The house is an old French Farmhouse which they have restored and expanded. Evidence of the old bread oven still exists and is built into the décor. A full house with the new 3 month old twin girls there’s always something going on! The property is littered with other old stone buildings and building remains. Out beside the house is a charming terraced garden built up the steep slope.
Gaston pigs are raised ‘free range’ in large forest parks. They are amazingly happy with
natural springs, mud to wallow in and trees to uproot. Currently 3 parks are being used: the sow park (Winnie, Ella and Fatima as well as the infamous boar Shaft), the porker park has 8, and the wiener park has 13. All 3 sows are pregnant so those numbers will be changing very soon.
In addition to the pigs, there are 9 chickens (half laying half meat) and a rooster, 5 cows and a calf (again 2 are pregnant), and some goats which I’ve never seen. Part of communal living in the Pyrenees entitles each commune to certain areas in the higher mountains where everyone can graze their animals. Rather than ‘owners’ of land, these people see themselves of ‘guardians and caretakers’ of the land with the notion that no one really ‘owns’ the land - it’s there for all use.
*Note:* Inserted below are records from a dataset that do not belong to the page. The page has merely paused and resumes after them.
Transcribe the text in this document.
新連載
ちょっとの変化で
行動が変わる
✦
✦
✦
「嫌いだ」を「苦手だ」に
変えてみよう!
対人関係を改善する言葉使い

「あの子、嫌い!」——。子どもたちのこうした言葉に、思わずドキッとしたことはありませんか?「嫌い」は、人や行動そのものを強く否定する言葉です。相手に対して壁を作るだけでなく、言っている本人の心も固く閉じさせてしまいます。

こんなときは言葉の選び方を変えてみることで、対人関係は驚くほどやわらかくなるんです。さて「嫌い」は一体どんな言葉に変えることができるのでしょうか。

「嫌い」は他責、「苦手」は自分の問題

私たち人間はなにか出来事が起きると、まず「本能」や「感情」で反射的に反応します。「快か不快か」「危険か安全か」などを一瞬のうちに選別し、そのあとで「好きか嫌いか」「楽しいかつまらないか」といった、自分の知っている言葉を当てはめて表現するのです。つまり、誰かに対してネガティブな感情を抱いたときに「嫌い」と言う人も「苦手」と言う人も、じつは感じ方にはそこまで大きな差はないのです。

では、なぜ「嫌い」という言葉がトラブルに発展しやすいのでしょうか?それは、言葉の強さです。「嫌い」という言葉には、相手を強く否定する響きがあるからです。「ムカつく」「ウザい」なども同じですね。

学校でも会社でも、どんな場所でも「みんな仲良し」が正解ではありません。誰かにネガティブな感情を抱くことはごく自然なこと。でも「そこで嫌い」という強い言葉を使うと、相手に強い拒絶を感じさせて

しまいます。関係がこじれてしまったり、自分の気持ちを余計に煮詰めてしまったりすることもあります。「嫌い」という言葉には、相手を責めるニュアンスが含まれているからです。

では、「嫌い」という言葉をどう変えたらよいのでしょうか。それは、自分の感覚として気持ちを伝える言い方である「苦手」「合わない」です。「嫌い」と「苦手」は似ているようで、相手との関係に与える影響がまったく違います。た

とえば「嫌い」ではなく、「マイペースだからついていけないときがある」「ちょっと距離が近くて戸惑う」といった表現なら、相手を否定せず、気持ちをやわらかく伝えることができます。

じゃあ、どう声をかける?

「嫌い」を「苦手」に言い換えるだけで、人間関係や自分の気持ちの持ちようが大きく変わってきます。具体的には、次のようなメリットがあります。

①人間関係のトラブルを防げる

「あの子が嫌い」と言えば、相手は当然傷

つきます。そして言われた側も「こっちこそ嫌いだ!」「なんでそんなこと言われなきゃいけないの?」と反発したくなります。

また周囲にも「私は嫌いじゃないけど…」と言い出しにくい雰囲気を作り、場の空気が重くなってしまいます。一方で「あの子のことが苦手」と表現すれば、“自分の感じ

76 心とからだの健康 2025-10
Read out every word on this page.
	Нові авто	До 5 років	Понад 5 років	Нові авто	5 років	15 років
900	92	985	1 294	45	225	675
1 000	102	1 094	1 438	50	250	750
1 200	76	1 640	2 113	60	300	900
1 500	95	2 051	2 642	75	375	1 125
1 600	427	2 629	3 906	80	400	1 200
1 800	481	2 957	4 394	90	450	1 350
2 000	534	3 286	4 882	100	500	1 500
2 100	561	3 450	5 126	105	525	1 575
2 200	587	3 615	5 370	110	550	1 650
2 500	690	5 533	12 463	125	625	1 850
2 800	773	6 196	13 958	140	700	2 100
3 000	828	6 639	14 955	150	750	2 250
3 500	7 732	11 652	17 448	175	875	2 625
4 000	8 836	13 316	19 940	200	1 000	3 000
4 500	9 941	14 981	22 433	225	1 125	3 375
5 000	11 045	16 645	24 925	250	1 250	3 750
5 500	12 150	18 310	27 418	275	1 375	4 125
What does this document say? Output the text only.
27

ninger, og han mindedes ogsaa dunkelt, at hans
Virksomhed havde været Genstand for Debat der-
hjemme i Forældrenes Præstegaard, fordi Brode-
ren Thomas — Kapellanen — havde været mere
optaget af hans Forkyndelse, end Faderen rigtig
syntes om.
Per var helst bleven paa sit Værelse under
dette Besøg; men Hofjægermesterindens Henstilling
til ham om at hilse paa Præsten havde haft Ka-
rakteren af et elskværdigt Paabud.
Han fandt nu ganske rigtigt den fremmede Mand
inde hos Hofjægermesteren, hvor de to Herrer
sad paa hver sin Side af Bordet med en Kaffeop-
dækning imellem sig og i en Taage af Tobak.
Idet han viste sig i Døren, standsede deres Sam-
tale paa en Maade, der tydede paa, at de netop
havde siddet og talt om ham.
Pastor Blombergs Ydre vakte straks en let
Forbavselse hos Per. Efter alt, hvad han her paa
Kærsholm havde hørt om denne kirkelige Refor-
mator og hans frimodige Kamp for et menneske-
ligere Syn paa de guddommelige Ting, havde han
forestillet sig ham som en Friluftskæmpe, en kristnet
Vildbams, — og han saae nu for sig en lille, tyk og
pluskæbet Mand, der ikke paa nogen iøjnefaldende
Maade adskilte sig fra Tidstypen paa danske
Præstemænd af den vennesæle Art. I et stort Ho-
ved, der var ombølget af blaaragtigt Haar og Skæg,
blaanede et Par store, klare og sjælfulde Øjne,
During this stay we’re looking forward to learning how to care for all of these animals, general farm labour, numerous renovation projects on the house, harvesting the garden and getting ready for winter!
The trek into the house was about a kilometer from the main road and post box. A tiny gravel track has no room for mistakes as it snakes it’s way down a steep hill. Hairpin turns soo sharp that you need to stop and do a 3-point (sometimes 5) to get around them.